Media appearances can increase CEO pay by as much as $210,239 on average, according to a study published in Organization Science.
The study examined 4,452 CEOs at 2,666 U.S. companies from 1997 to 2009. After controlling for performance and other factors, the researchers found interviews on CNBC were associated with an average compensation increase of $210,239 in the next year. They also found every 1 percent more newspaper coverage over a CEO's average newspaper coverage was associated with a 0.028 percent increase in salary the following year.

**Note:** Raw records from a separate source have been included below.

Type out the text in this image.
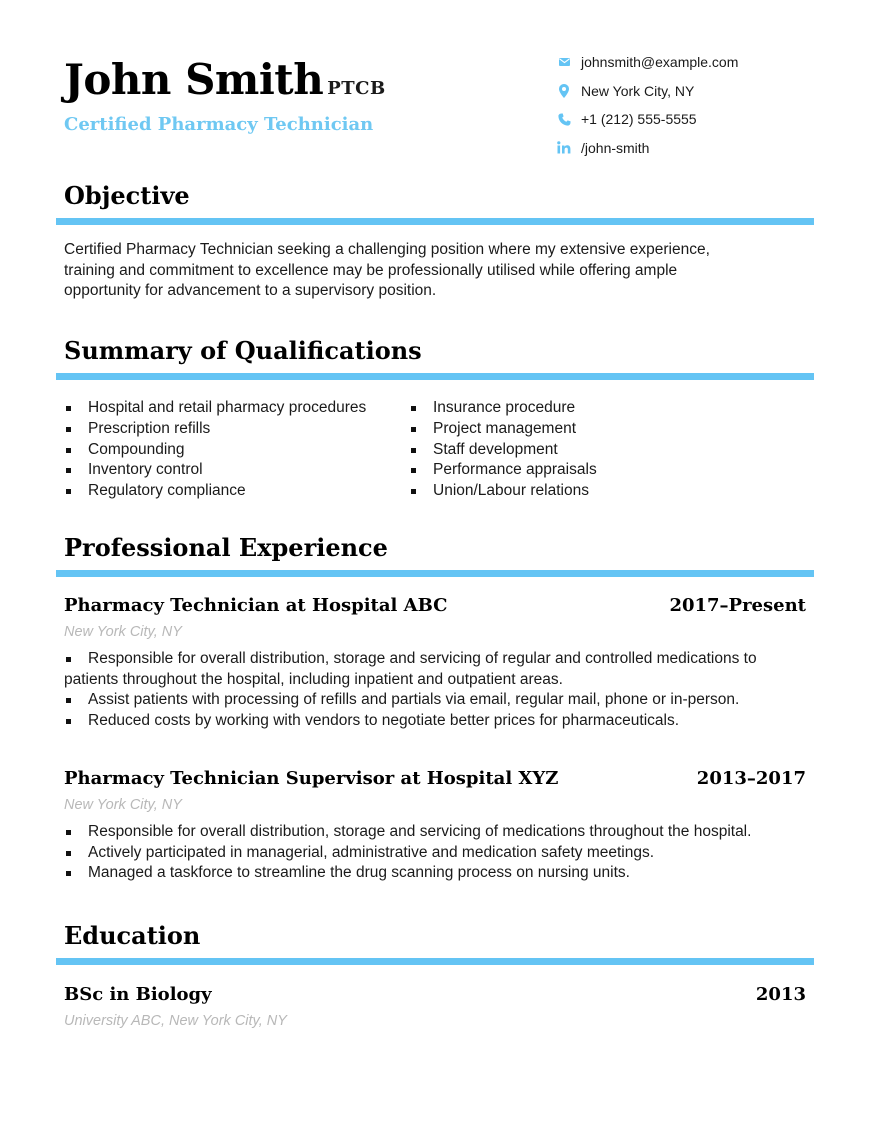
John Smith PTCB
Certified Pharmacy Technician
johnsmith@example.com
New York City, NY
+1 (212) 555-5555
/john-smith
Objective
Certified Pharmacy Technician seeking a challenging position where my extensive experience, training and commitment to excellence may be professionally utilised while offering ample opportunity for advancement to a supervisory position.
Summary of Qualifications
Hospital and retail pharmacy procedures
Prescription refills
Compounding
Inventory control
Regulatory compliance
Insurance procedure
Project management
Staff development
Performance appraisals
Union/Labour relations
Professional Experience
Pharmacy Technician at Hospital ABC	2017–Present
New York City, NY
Responsible for overall distribution, storage and servicing of regular and controlled medications to patients throughout the hospital, including inpatient and outpatient areas.
Assist patients with processing of refills and partials via email, regular mail, phone or in-person.
Reduced costs by working with vendors to negotiate better prices for pharmaceuticals.
Pharmacy Technician Supervisor at Hospital XYZ	2013–2017
New York City, NY
Responsible for overall distribution, storage and servicing of medications throughout the hospital.
Actively participated in managerial, administrative and medication safety meetings.
Managed a taskforce to streamline the drug scanning process on nursing units.
Education
BSc in Biology	2013
University ABC, New York City, NY
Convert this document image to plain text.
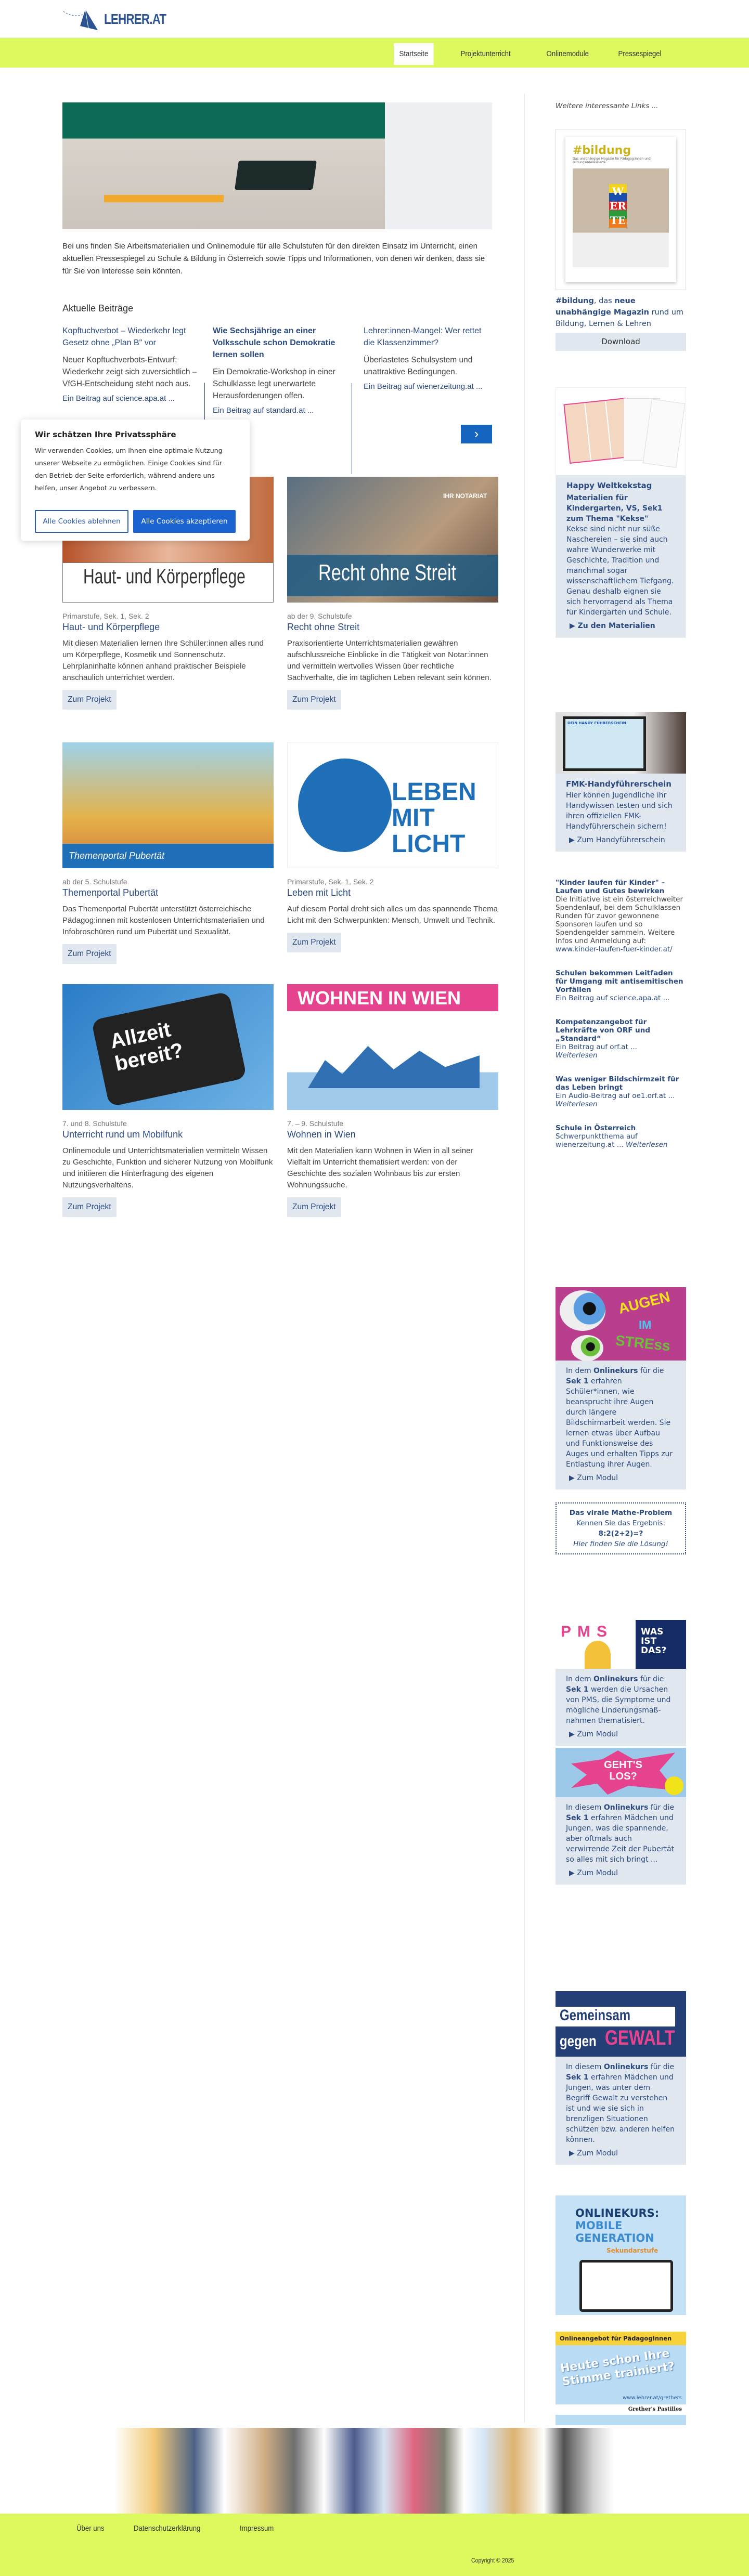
LEHRER.AT
Startseite	Projektunterricht	Onlinemodule	Pressespiegel

Bei uns finden Sie Arbeitsmaterialien und Onlinemodule für alle Schulstufen für den direkten Einsatz im Unterricht, einen aktuellen Pressespiegel zu Schule & Bildung in Österreich sowie Tipps und Informationen, von denen wir denken, dass sie für Sie von Interesse sein könnten.

Aktuelle Beiträge
Kopftuchverbot – Wiederkehr legt Gesetz ohne „Plan B" vor

Neuer Kopftuchverbots-Entwurf: Wiederkehr zeigt sich zuversichtlich – VfGH-Entscheidung steht noch aus.

Ein Beitrag auf science.apa.at ...
Wie Sechsjährige an einer Volksschule schon Demokratie lernen sollen

Ein Demokratie-Workshop in einer Schulklasse legt unerwartete Herausforderungen offen.

Ein Beitrag auf standard.at ...
Lehrer:innen-Mangel: Wer rettet die Klassenzimmer?

Überlastetes Schulsystem und unattraktive Bedingungen.

Ein Beitrag auf wienerzeitung.at ...
›
Haut- und Körperpflege
Primarstufe, Sek. 1, Sek. 2
Haut- und Körperpflege

Mit diesen Materialien lernen Ihre Schüler:innen alles rund um Körperpflege, Kosmetik und Sonnenschutz. Lehrplaninhalte können anhand praktischer Beispiele anschaulich unterrichtet werden.

Zum Projekt
IHR NOTARIAT
Recht ohne Streit
ab der 9. Schulstufe
Recht ohne Streit

Praxisorientierte Unterrichtsmaterialien gewähren aufschlussreiche Einblicke in die Tätigkeit von Notar:innen und vermitteln wertvolles Wissen über rechtliche Sachverhalte, die im täglichen Leben relevant sein können.

Zum Projekt
Themenportal Pubertät
ab der 5. Schulstufe
Themenportal Pubertät

Das Themenportal Pubertät unterstützt österreichische Pädagog:innen mit kostenlosen Unterrichtsmaterialien und Infobroschüren rund um Pubertät und Sexualität.

Zum Projekt
LEBEN MIT LICHT
Primarstufe, Sek. 1, Sek. 2
Leben mit Licht

Auf diesem Portal dreht sich alles um das spannende Thema Licht mit den Schwerpunkten: Mensch, Umwelt und Technik.

Zum Projekt
Allzeit bereit?
7. und 8. Schulstufe
Unterricht rund um Mobilfunk

Onlinemodule und Unterrichtsmaterialien vermitteln Wissen zu Geschichte, Funktion und sicherer Nutzung von Mobilfunk und initiieren die Hinterfragung des eigenen Nutzungsverhaltens.

Zum Projekt
WOHNEN IN WIEN
7. – 9. Schulstufe
Wohnen in Wien

Mit den Materialien kann Wohnen in Wien in all seiner Vielfalt im Unterricht thematisiert werden: von der Geschichte des sozialen Wohnbaus bis zur ersten Wohnungssuche.

Zum Projekt
Weitere interessante Links ...
#bildung
Das unabhängige Magazin für Pädagog:innen und Bildungsinteressierte
WERTE
#bildung, das neue unabhängige Magazin rund um Bildung, Lernen & Lehren
Download
Happy Weltkekstag
Materialien für Kindergarten, VS, Sek1 zum Thema "Kekse"
Kekse sind nicht nur süße Naschereien – sie sind auch wahre Wunderwerke mit Geschichte, Tradition und manchmal sogar wissenschaftlichem Tiefgang. Genau deshalb eignen sie sich hervorragend als Thema für Kindergarten und Schule.
▶ Zu den Materialien
DEIN HANDY FÜHRERSCHEIN
FMK-Handyführerschein
Hier können Jugendliche ihr Handywissen testen und sich ihren offiziellen FMK-Handyführerschein sichern!
▶ Zum Handyführerschein
"Kinder laufen für Kinder" – Laufen und Gutes bewirken
Die Initiative ist ein österreichweiter Spendenlauf, bei dem Schulklassen Runden für zuvor gewonnene Sponsoren laufen und so Spendengelder sammeln. Weitere Infos und Anmeldung auf:
www.kinder-laufen-fuer-kinder.at/
Schulen bekommen Leitfaden für Umgang mit antisemitischen Vorfällen
Ein Beitrag auf science.apa.at ...
Kompetenzangebot für Lehrkräfte von ORF und „Standard“
Ein Beitrag auf orf.at ...
Weiterlesen
Was weniger Bildschirmzeit für das Leben bringt
Ein Audio-Beitrag auf oe1.orf.at ...
Weiterlesen
Schule in Österreich
Schwerpunktthema auf wienerzeitung.at ... Weiterlesen
AUGEN
IM
STREss
In dem Onlinekurs für die Sek 1 erfahren Schüler*innen, wie beansprucht ihre Augen durch längere Bildschirmarbeit werden. Sie lernen etwas über Aufbau und Funktionsweise des Auges und erhalten Tipps zur Entlastung ihrer Augen.
▶ Zum Modul
Das virale Mathe-Problem
Kennen Sie das Ergebnis:
8:2(2+2)=?
Hier finden Sie die Lösung!
PMS	WAS IST DAS?
In dem Onlinekurs für die Sek 1 werden die Ursachen von PMS, die Symptome und mögliche Linderungsmaß-nahmen thematisiert.
▶ Zum Modul
GEHT'S LOS?
In diesem Onlinekurs für die Sek 1 erfahren Mädchen und Jungen, was die spannende, aber oftmals auch verwirrende Zeit der Pubertät so alles mit sich bringt ...
▶ Zum Modul
Gemeinsam
gegen GEWALT
In diesem Onlinekurs für die Sek 1 erfahren Mädchen und Jungen, was unter dem Begriff Gewalt zu verstehen ist und wie sie sich in brenzligen Situationen schützen bzw. anderen helfen können.
▶ Zum Modul
ONLINEKURS:
MOBILE
GENERATION
Sekundarstufe
Onlineangebot für PädagogInnen
Heute schon Ihre Stimme trainiert?
www.lehrer.at/grethers
Grether's Pastilles
Über uns	Datenschutzerklärung	Impressum
Copyright © 2025
Wir schätzen Ihre Privatssphäre

Wir verwenden Cookies, um Ihnen eine optimale Nutzung unserer Webseite zu ermöglichen. Einige Cookies sind für den Betrieb der Seite erforderlich, während andere uns helfen, unser Angebot zu verbessern.

Alle Cookies ablehnen	Alle Cookies akzeptieren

Interestingly, the researchers identified a stronger correlation among smaller firms. For example, the average increase in pay for a CNBC appearance from a CEO of a smaller company was $130,925 more than for CEOs of larger firms. The researchers suggest this is because media appearances enhance visibility more for smaller, lesser known companies, and larger companies and their CEOs are already well-known, so media appearances are less likely to change pay. If a company is doing well and stock performance is strong, media appearances tend to increase pay even more, the study found.
However, researchers identified one group of CEOs where media appearances had no effect on pay — founder CEOs, or leaders with a high equity ownership in the company. For these CEOs, the relationship disappeared entirely. The researchers suggest this may be because founder CEOs or CEOs with a large stake in the company identify more closely with its success and are less motivated to pay themselves more.